Jedoch gibt es auch Konstellationen, in denen Fischereipächter verbriefte Betretungsrechte haben, was vielen Eigentümern oft nicht "schmeckt" - aber wie gesagt, dass variiert lokal und die Unterschiede lassen sich zumeist rechtshistorisch erklären!

*Zur Not hilft die zuständige Fischereibehörde sicher gerne weiter, wenn man "rechtssicher" dort angeln möchte!
* 
*Mein Rat wäre, sich dort VOR dem Angeln mal schlau zu machen!*

Ernie


----------



## Ulli3D (9. Juni 2012)

*AW: Rechtliche Frage -Angeln vom Privatgrundstück*



welsstipper schrieb:


> e... durch seine felder und auch quer durch seinen hof fliesst ein kleiner fluss ... an diesem hat ein angelverein das fischereirecht jedoch nur bis zu seinem grundstück !!! ...



Ist doch fast überall so, kaum ein Fluss ist in voller Länge von einem Pächter gepachtet. Hier hat nun der Landwirt die Möglichkeit, das Fischereirecht selbser auszuübern und nicht zu verpachten, also, hier liegt der Fall klar, im Fall des TE wäre es durchaus denkbar, wenn auch unwahrscheinlich, dass der Grundstückseigentümer ein altes Fischereirecht haben könnte, das dann aber nur von ihm persönlich ausgeübt werden kann.


----------



## ernie1973 (9. Juni 2012)

*AW: Rechtliche Frage -Angeln vom Privatgrundstück*



Ulli3D schrieb:


> Ist doch fast überall so, kaum ein Fluss ist in voller Länge von einem Pächter gepachtet. Hier hat nun der Landwirt die Möglichkeit, das Fischereirecht selbser auszuübern und nicht zu verpachten, also, hier liegt der Fall klar, im Fall des TE wäre es durchaus denkbar, wenn auch unwahrscheinlich, dass der Grundstückseigentümer ein altes Fischereirecht haben könnte, das dann aber nur von ihm persönlich ausgeübt werden kann.



...unwahrscheinlich ist es - aber - wenn er es hat, dann kann er es gegen Kohle auch an Fischereischeininhaber "delegieren" und muss es nicht zwingend höchstpersönlich ausüben - das ist in vielen ländlichen Regionen so, wie das Bsp. vom Welsstipper zeigt. 

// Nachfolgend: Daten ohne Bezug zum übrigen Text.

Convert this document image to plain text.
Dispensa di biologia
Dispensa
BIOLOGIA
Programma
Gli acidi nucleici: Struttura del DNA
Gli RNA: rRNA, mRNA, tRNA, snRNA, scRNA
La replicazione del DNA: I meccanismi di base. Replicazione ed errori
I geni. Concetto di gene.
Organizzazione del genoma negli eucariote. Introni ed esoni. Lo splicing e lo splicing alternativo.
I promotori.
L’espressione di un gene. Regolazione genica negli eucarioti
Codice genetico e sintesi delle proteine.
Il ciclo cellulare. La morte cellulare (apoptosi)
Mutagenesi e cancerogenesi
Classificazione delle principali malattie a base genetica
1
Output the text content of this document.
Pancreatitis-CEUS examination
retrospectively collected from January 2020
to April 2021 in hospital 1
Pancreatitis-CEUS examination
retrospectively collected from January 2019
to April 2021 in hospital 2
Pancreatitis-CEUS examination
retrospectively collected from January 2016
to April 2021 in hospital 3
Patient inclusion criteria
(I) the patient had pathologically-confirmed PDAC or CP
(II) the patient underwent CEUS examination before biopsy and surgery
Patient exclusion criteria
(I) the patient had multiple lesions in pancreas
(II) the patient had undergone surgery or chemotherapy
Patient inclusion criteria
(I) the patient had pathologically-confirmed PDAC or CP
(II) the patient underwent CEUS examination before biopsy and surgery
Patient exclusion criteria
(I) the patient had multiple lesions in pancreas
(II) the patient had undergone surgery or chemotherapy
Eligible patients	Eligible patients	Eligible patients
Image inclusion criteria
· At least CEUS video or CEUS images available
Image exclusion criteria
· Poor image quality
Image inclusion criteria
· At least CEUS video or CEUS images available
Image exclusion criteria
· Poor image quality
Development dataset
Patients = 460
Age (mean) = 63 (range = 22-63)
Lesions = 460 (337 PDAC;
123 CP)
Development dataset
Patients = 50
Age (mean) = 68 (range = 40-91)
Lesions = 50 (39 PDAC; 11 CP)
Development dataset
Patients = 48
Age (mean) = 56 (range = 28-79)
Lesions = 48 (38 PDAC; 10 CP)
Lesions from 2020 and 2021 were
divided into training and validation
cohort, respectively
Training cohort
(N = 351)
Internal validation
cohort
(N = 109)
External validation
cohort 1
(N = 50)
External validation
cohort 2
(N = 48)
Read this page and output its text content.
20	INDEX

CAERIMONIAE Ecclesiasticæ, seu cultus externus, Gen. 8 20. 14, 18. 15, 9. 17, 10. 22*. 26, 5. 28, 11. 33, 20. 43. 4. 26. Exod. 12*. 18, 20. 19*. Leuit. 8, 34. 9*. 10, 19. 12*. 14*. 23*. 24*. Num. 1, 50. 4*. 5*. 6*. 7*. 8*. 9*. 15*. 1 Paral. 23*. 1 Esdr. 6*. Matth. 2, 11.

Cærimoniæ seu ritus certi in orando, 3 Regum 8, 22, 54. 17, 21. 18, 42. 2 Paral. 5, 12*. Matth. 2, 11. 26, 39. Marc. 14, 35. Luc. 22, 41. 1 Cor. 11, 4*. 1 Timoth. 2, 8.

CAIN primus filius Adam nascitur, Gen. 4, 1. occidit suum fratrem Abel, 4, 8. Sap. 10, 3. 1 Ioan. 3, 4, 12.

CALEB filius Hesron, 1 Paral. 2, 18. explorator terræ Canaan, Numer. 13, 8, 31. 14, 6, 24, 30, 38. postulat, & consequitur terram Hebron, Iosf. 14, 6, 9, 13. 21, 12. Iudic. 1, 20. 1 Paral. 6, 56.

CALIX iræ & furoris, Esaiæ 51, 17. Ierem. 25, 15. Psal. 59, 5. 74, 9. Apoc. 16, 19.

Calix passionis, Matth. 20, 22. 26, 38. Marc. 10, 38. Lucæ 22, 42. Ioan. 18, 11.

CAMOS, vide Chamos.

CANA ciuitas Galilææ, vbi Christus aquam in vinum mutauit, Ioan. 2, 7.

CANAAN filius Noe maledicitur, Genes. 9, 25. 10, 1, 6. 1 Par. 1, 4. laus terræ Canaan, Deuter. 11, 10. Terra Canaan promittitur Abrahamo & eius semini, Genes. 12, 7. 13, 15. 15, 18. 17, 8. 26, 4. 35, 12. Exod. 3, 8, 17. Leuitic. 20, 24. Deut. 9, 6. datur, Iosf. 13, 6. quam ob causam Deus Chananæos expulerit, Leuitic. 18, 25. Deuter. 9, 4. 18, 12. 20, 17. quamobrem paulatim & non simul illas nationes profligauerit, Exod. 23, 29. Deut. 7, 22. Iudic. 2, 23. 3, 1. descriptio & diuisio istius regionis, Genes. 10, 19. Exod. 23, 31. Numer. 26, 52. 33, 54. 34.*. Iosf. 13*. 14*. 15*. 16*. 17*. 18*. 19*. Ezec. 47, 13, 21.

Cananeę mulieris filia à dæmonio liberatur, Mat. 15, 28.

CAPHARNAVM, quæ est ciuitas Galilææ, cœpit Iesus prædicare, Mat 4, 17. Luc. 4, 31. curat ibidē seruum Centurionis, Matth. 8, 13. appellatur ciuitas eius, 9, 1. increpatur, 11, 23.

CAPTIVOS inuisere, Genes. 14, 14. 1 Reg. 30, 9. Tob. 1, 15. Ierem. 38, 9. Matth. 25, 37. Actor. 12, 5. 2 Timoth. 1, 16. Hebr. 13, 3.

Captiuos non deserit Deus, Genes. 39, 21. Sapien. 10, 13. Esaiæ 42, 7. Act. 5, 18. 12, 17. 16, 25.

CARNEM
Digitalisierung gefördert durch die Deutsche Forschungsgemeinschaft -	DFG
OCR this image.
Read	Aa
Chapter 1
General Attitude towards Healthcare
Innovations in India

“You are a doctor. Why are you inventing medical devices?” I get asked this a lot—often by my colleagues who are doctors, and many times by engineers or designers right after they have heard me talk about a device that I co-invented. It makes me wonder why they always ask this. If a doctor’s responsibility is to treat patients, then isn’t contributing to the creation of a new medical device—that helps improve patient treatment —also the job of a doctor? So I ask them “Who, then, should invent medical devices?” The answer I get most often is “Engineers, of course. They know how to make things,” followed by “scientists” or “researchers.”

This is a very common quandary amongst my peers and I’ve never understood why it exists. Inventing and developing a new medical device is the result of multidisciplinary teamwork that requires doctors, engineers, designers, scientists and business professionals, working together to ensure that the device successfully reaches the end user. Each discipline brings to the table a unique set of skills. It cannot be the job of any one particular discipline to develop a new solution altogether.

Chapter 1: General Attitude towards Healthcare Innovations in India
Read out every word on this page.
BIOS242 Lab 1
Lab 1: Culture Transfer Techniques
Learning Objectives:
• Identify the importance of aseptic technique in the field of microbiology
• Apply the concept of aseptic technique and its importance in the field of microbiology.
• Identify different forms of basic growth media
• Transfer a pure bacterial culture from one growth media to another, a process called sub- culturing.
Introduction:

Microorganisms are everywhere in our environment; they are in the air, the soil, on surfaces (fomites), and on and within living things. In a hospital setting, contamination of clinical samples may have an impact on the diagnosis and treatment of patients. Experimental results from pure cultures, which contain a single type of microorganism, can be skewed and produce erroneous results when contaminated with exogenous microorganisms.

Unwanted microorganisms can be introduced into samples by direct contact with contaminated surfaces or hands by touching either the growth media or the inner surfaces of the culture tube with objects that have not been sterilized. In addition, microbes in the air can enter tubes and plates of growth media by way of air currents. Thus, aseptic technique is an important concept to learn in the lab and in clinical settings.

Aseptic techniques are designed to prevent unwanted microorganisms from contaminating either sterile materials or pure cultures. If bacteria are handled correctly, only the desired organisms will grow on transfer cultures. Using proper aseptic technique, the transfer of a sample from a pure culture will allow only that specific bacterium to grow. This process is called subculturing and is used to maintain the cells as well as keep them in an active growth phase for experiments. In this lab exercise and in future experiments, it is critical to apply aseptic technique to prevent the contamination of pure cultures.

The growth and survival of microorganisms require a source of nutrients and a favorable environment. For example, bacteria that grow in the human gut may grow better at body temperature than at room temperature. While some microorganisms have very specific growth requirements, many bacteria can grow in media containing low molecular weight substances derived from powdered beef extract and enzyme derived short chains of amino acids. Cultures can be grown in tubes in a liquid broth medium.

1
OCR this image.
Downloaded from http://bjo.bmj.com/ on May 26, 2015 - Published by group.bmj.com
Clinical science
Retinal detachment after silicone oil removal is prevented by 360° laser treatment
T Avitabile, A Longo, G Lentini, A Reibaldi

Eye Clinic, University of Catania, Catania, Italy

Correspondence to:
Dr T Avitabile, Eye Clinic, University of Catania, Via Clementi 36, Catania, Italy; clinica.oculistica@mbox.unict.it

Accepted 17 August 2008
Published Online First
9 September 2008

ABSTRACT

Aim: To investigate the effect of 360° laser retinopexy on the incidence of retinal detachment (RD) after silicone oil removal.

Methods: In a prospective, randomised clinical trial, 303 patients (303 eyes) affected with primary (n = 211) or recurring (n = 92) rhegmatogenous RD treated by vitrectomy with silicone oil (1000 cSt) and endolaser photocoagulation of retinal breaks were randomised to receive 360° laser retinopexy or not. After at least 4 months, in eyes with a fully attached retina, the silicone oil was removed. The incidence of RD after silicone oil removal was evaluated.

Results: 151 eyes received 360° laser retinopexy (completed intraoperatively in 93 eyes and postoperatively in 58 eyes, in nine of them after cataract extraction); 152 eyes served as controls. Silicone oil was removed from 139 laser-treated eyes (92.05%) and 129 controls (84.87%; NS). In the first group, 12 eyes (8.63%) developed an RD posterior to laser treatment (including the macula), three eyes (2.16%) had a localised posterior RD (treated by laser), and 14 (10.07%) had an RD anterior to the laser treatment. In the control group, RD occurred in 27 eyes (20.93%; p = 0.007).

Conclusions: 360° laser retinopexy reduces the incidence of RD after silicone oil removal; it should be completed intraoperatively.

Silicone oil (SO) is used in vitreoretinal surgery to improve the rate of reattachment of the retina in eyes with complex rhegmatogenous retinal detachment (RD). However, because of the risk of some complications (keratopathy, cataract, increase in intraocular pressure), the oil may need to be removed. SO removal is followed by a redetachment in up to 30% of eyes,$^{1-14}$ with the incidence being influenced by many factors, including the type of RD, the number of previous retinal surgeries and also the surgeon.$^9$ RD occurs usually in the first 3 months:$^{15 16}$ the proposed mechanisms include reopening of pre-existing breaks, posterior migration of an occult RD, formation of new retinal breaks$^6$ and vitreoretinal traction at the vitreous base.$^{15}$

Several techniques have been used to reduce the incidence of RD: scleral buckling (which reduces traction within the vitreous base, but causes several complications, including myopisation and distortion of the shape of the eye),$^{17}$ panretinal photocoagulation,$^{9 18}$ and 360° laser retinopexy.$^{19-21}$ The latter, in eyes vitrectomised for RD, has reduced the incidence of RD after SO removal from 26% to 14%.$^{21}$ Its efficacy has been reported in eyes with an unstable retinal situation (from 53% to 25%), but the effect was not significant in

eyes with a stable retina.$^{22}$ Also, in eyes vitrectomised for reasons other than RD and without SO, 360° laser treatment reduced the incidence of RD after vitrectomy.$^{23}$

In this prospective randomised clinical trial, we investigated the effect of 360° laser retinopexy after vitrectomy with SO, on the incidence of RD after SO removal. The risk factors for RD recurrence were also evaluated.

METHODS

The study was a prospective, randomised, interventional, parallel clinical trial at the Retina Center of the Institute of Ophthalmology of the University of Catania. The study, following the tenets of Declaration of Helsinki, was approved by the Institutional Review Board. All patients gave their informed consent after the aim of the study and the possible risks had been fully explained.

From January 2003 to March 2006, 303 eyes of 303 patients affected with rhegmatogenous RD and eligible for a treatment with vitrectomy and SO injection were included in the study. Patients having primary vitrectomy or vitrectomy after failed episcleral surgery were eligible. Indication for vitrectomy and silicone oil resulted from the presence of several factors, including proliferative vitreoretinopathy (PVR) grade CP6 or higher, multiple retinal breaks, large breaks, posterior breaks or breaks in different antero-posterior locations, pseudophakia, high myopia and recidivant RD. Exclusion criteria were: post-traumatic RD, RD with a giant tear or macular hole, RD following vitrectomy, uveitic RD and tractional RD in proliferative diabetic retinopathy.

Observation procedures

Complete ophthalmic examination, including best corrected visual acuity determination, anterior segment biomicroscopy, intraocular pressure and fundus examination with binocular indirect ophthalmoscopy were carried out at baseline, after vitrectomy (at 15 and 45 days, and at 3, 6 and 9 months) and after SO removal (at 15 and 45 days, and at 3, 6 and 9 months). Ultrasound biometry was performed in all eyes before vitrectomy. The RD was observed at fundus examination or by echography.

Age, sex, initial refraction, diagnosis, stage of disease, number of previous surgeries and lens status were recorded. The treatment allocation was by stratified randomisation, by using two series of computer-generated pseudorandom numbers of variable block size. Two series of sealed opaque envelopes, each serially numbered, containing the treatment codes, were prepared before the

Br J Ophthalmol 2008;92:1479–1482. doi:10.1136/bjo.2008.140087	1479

Der *Regelfall* ist aber ein anderer & alte "ererbte" Fischereirechte von Grunstückseigentümern sind eher die "1 %"-Ausnahme....!...und zumeist greift diese Ausnahme nur bei alten Höfen in landwirtschaftlich geprägten Regionen!

Ernie


----------



## Ulli3D (9. Juni 2012)

*AW: Rechtliche Frage -Angeln vom Privatgrundstück*



ernie1973 schrieb:


> ...unwahrscheinlich ist es - aber - wenn er es hat, dann kann er es gegen Kohle auch an Fischereischeininhaber "delegieren" und muss es nicht zwingend höchstpersönlich ausüben ...
> 
> Ernie



Wie schon gesagt, da gibt es wahrscheinlich Dutzende von Regelungen. Ich habe einen Bekannten, der hat hier im Raum SU ein geerbtes Fischereirecht an einem Mühlenbach, das nur er selbst ausüben kann/ darf. Wenn er ohne Nachkommen verstirbt, dann erlischt auch das Recht, kann also nur an direkte Nachfahren vererbt werden |bigeyes


----------



## ernie1973 (9. Juni 2012)

*AW: Rechtliche Frage -Angeln vom Privatgrundstück*



Ulli3D schrieb:


> Wie schon gesagt, da gibt es wahrscheinlich Dutzende von Regelungen. Ich habe einen Bekannten, der hat hier im Raum SU ein geerbtes Fischereirecht an einem Mühlenbach, das nur er selbst ausüben kann/ darf. Wenn er ohne Nachkommen verstirbt, dann erlischt auch das Recht, kann also nur an direkte Nachfahren vererbt werden |bigeyes




Wenn der Bach gut ist, dann schlage ihm bitte vor, dass er mich adoptiert - damit bin ich rechtlich einem direkten Nachfahren zu 100 % gleichgestellt & angle dort dann gerne weiter!



Ernie


----------



## Ulli3D (9. Juni 2012)

*AW: Rechtliche Frage -Angeln vom Privatgrundstück*

Lohnt sich nicht mehr, fällt zu oft im Jahr trocken, muss aber vor 20 Jahren noch ein Supergewässer gewesen sein.


----------



## Sneep (12. Juni 2012)

*AW: Rechtliche Frage -Angeln vom Privatgrundstück*

Hallo,

Grundsätzlich ist das Fischereirecht an den Grundbesitz gebunden, d.h. der Anlieger hat das Fischereirecht bis zur Flussmitte. Damit darf er hier fischen und auch Erlaubnisscheine ausgeben. 
Einen Pachtvertrag darf er jedoch nicht abschließen. Hierzu wird mindestens auf Ebene der Gemeinde ein gemeinsamer Fischereibezirk gebildet. Alle Fischrechte innerhalb einer Gemeinde werden zusammengefasst.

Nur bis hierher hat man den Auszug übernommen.